La généralisation progressive de protocoles d'évaluation des techniques et stratégies tant diagnostiques que thérapeutiques et l'évaluation de la qualité des soins aura également une incidence très importante en matière de politique conventionnelle. Ainsi, s'agissant de la convention médicale actuellement négociée entre les caisses et les syndicats médicaux représentatifs, les partenaires s'orientent vers une meilleure régulation des dépenses de médecine de ville.
Cette régulation serait fondée sur des objectifs quantifiés de décélération de la progression de ces dépenses, tant au plan national que local. Ces objectifs seraient soutenus par des programmes médicalisés de régulation, axés sur le bon usage des soins. Dans ce domaine également les partenaires conventionnels sont directement concernés par une généralisation des pratiques évaluatives, seules susceptibles de donner un fondement scientifique indiscutable à la nécessaire maîtrise des dépenses dans ce domaine et à des soins plus performants.

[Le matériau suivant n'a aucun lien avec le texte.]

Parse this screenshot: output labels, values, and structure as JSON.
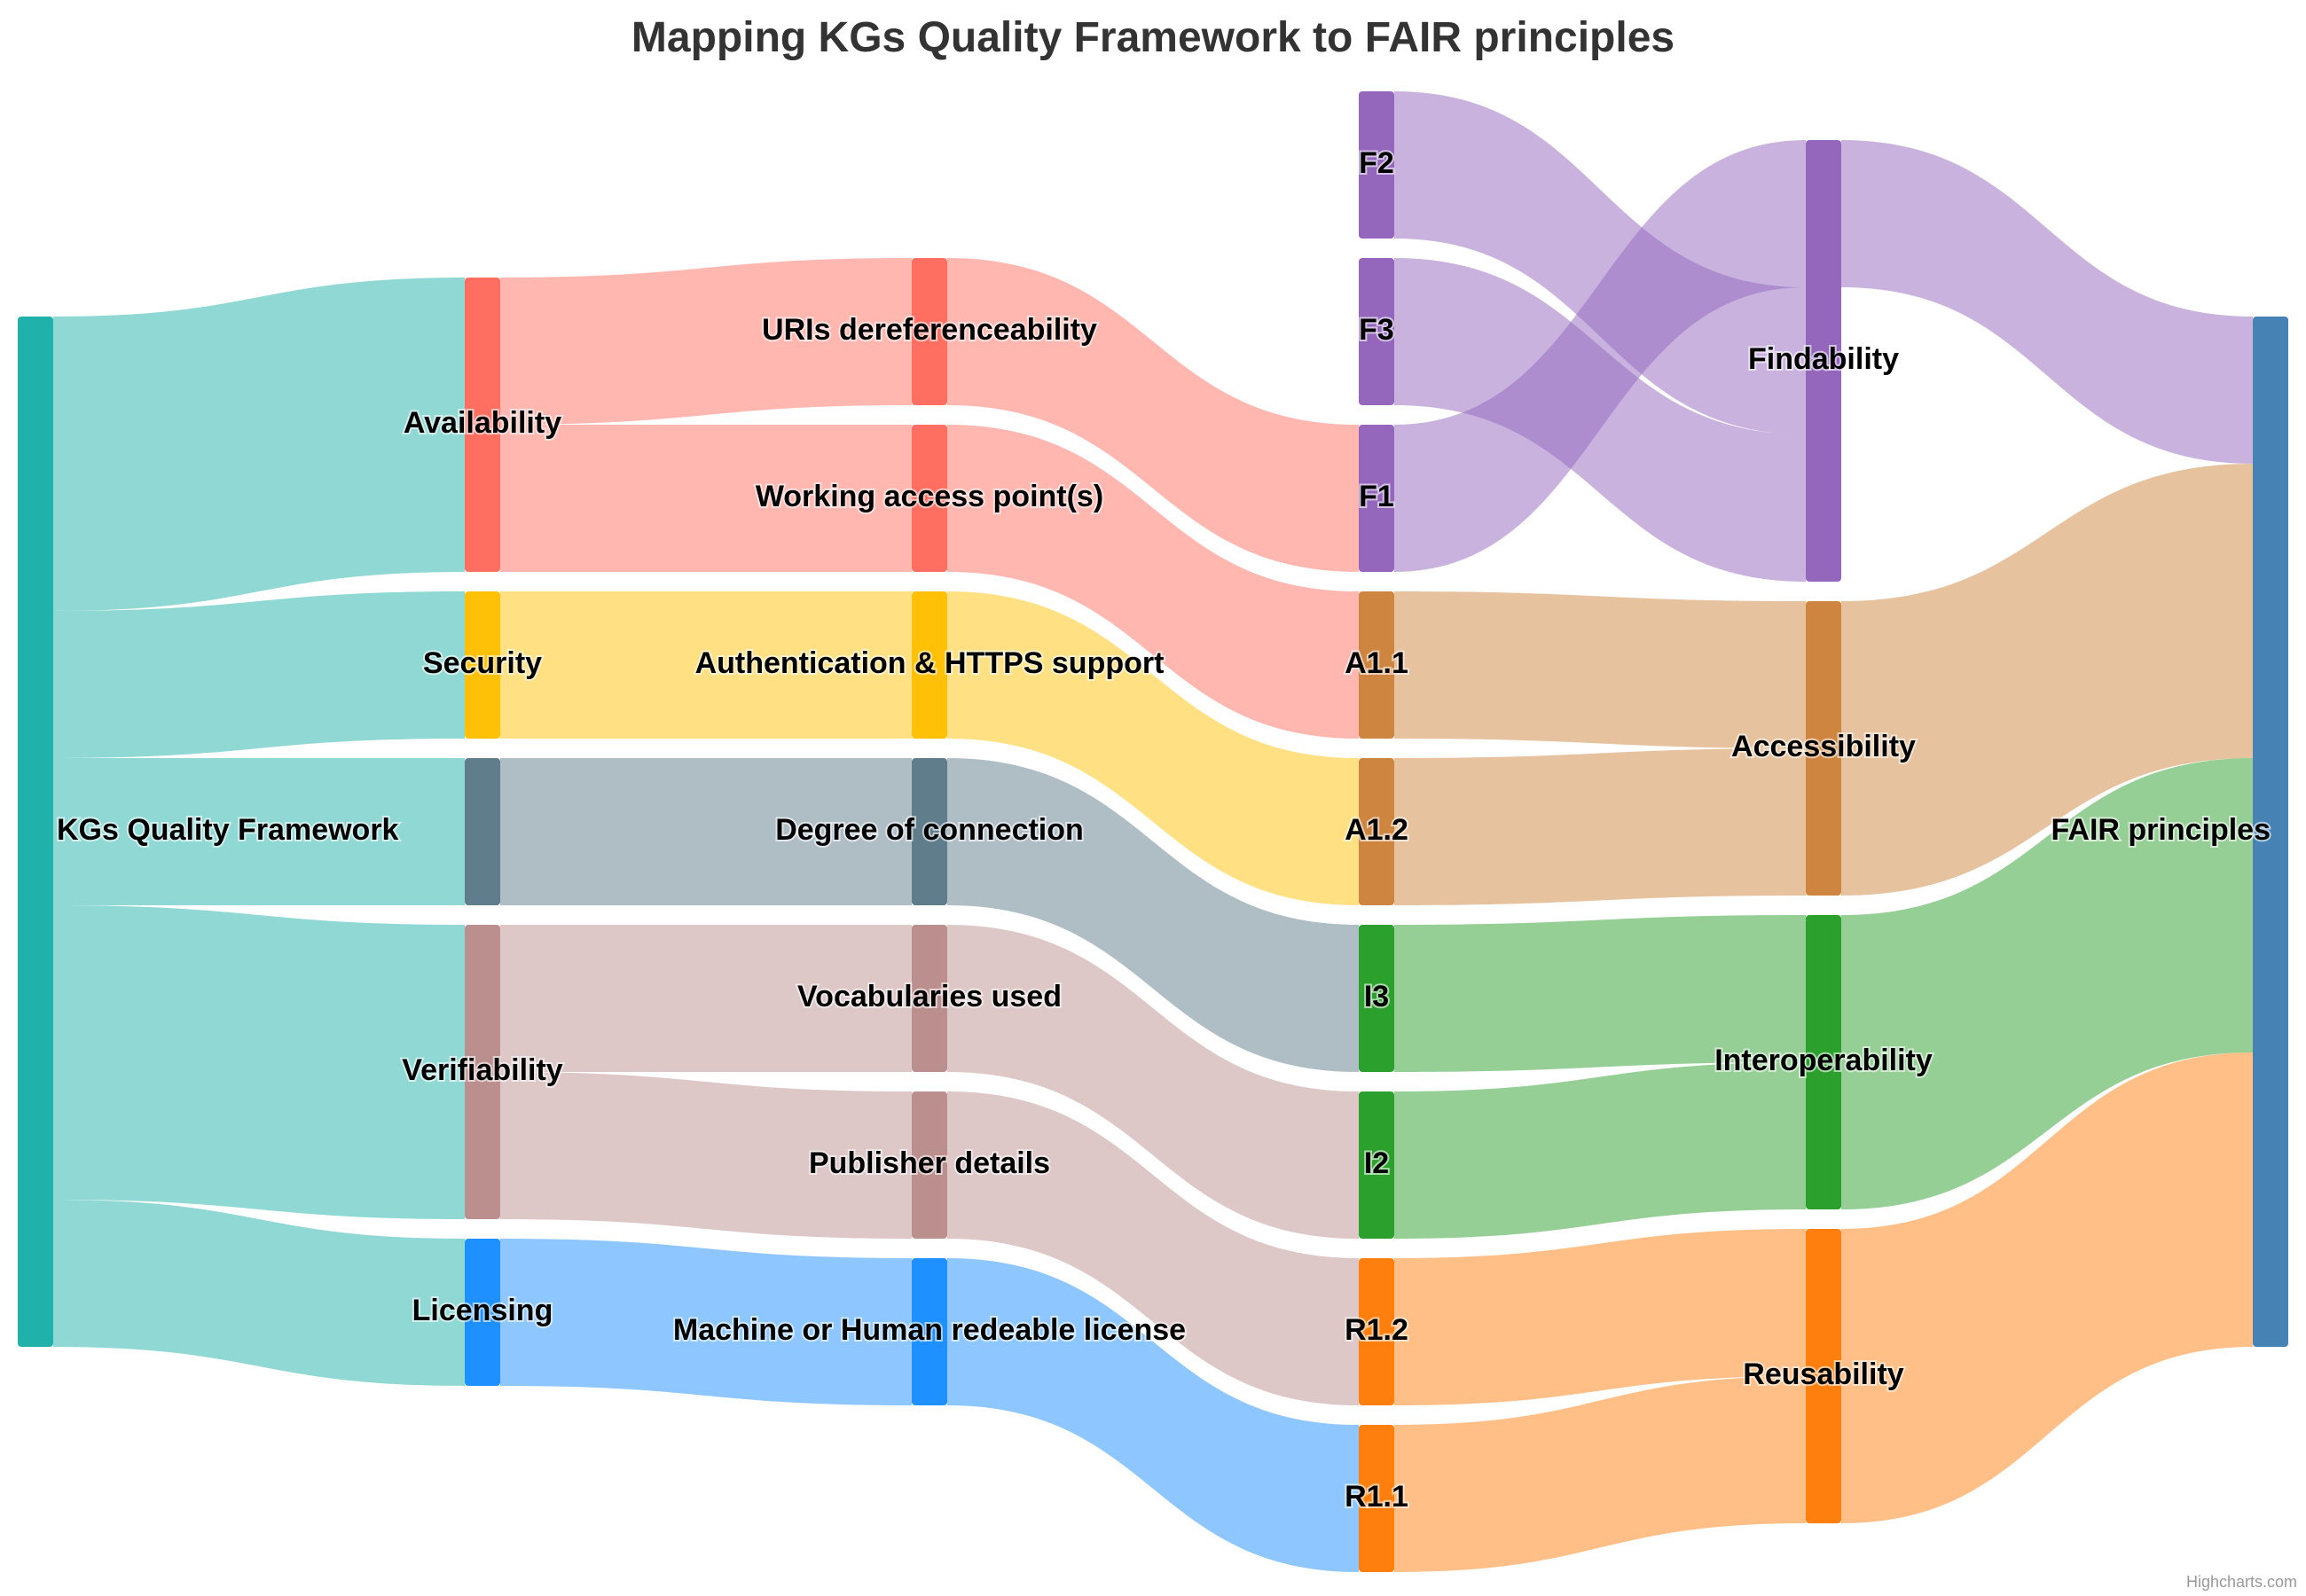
{
  "chart_data": {
    "type": "sankey",
    "title": "Mapping KGs Quality Framework to FAIR principles",
    "credits": "Highcharts.com",
    "columns": [
      [
        {
          "name": "KGs Quality Framework",
          "color": "#20b2aa"
        }
      ],
      [
        {
          "name": "Availability",
          "color": "#ff6f61"
        },
        {
          "name": "Security",
          "color": "#ffc107"
        },
        {
          "name": null,
          "color": "#607d8b"
        },
        {
          "name": "Verifiability",
          "color": "#bc8f8f"
        },
        {
          "name": "Licensing",
          "color": "#1e90ff"
        }
      ],
      [
        {
          "name": "URIs dereferenceability",
          "color": "#ff6f61"
        },
        {
          "name": "Working access point(s)",
          "color": "#ff6f61"
        },
        {
          "name": "Authentication & HTTPS support",
          "color": "#ffc107"
        },
        {
          "name": "Degree of connection",
          "color": "#607d8b"
        },
        {
          "name": "Vocabularies used",
          "color": "#bc8f8f"
        },
        {
          "name": "Publisher details",
          "color": "#bc8f8f"
        },
        {
          "name": "Machine or Human redeable license",
          "color": "#1e90ff"
        }
      ],
      [
        {
          "name": "F2",
          "color": "#9467bd"
        },
        {
          "name": "F3",
          "color": "#9467bd"
        },
        {
          "name": "F1",
          "color": "#9467bd"
        },
        {
          "name": "A1.1",
          "color": "#cd853f"
        },
        {
          "name": "A1.2",
          "color": "#cd853f"
        },
        {
          "name": "I3",
          "color": "#2ca02c"
        },
        {
          "name": "I2",
          "color": "#2ca02c"
        },
        {
          "name": "R1.2",
          "color": "#ff7f0e"
        },
        {
          "name": "R1.1",
          "color": "#ff7f0e"
        }
      ],
      [
        {
          "name": "Findability",
          "color": "#9467bd"
        },
        {
          "name": "Accessibility",
          "color": "#cd853f"
        },
        {
          "name": "Interoperability",
          "color": "#2ca02c"
        },
        {
          "name": "Reusability",
          "color": "#ff7f0e"
        }
      ],
      [
        {
          "name": "FAIR principles",
          "color": "#4682b4"
        }
      ]
    ],
    "links": [
      {
        "from": "KGs Quality Framework",
        "to": "Availability",
        "weight": 2
      },
      {
        "from": "KGs Quality Framework",
        "to": "Security",
        "weight": 1
      },
      {
        "from": "KGs Quality Framework",
        "to": null,
        "weight": 1
      },
      {
        "from": "KGs Quality Framework",
        "to": "Verifiability",
        "weight": 2
      },
      {
        "from": "KGs Quality Framework",
        "to": "Licensing",
        "weight": 1
      },
      {
        "from": "Availability",
        "to": "URIs dereferenceability",
        "weight": 1
      },
      {
        "from": "Availability",
        "to": "Working access point(s)",
        "weight": 1
      },
      {
        "from": "Security",
        "to": "Authentication & HTTPS support",
        "weight": 1
      },
      {
        "from": null,
        "to": "Degree of connection",
        "weight": 1
      },
      {
        "from": "Verifiability",
        "to": "Vocabularies used",
        "weight": 1
      },
      {
        "from": "Verifiability",
        "to": "Publisher details",
        "weight": 1
      },
      {
        "from": "Licensing",
        "to": "Machine or Human redeable license",
        "weight": 1
      },
      {
        "from": "URIs dereferenceability",
        "to": "F1",
        "weight": 1
      },
      {
        "from": "Working access point(s)",
        "to": "A1.1",
        "weight": 1
      },
      {
        "from": "Authentication & HTTPS support",
        "to": "A1.2",
        "weight": 1
      },
      {
        "from": "Degree of connection",
        "to": "I3",
        "weight": 1
      },
      {
        "from": "Vocabularies used",
        "to": "I2",
        "weight": 1
      },
      {
        "from": "Publisher details",
        "to": "R1.2",
        "weight": 1
      },
      {
        "from": "Machine or Human redeable license",
        "to": "R1.1",
        "weight": 1
      },
      {
        "from": "F1",
        "to": "Findability",
        "weight": 1
      },
      {
        "from": "F2",
        "to": "Findability",
        "weight": 1
      },
      {
        "from": "F3",
        "to": "Findability",
        "weight": 1
      },
      {
        "from": "A1.1",
        "to": "Accessibility",
        "weight": 1
      },
      {
        "from": "A1.2",
        "to": "Accessibility",
        "weight": 1
      },
      {
        "from": "I3",
        "to": "Interoperability",
        "weight": 1
      },
      {
        "from": "I2",
        "to": "Interoperability",
        "weight": 1
      },
      {
        "from": "R1.2",
        "to": "Reusability",
        "weight": 1
      },
      {
        "from": "R1.1",
        "to": "Reusability",
        "weight": 1
      },
      {
        "from": "Findability",
        "to": "FAIR principles",
        "weight": 1
      },
      {
        "from": "Accessibility",
        "to": "FAIR principles",
        "weight": 2
      },
      {
        "from": "Interoperability",
        "to": "FAIR principles",
        "weight": 2
      },
      {
        "from": "Reusability",
        "to": "FAIR principles",
        "weight": 2
      }
    ]
  }
}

Voici l'essentiel de ce que je souhaitais vous dire aujourd'hui, en saluant à nouveau la qualité des travaux présentés par les lauréats, qui reçoivent aujourd'hui leur juste récompense, et en renouvelant aux membres du Haut Comité Médical mon soutien et mes vifs remerciements pour la haute tenue de leurs avis et recommandations.
Je vous remercie de votre attention et je formule le vœu que chacun d'entre nous, à la place qui est la sienne, puisse promouvoir une politique évaluative active, performante et digne de notre pays.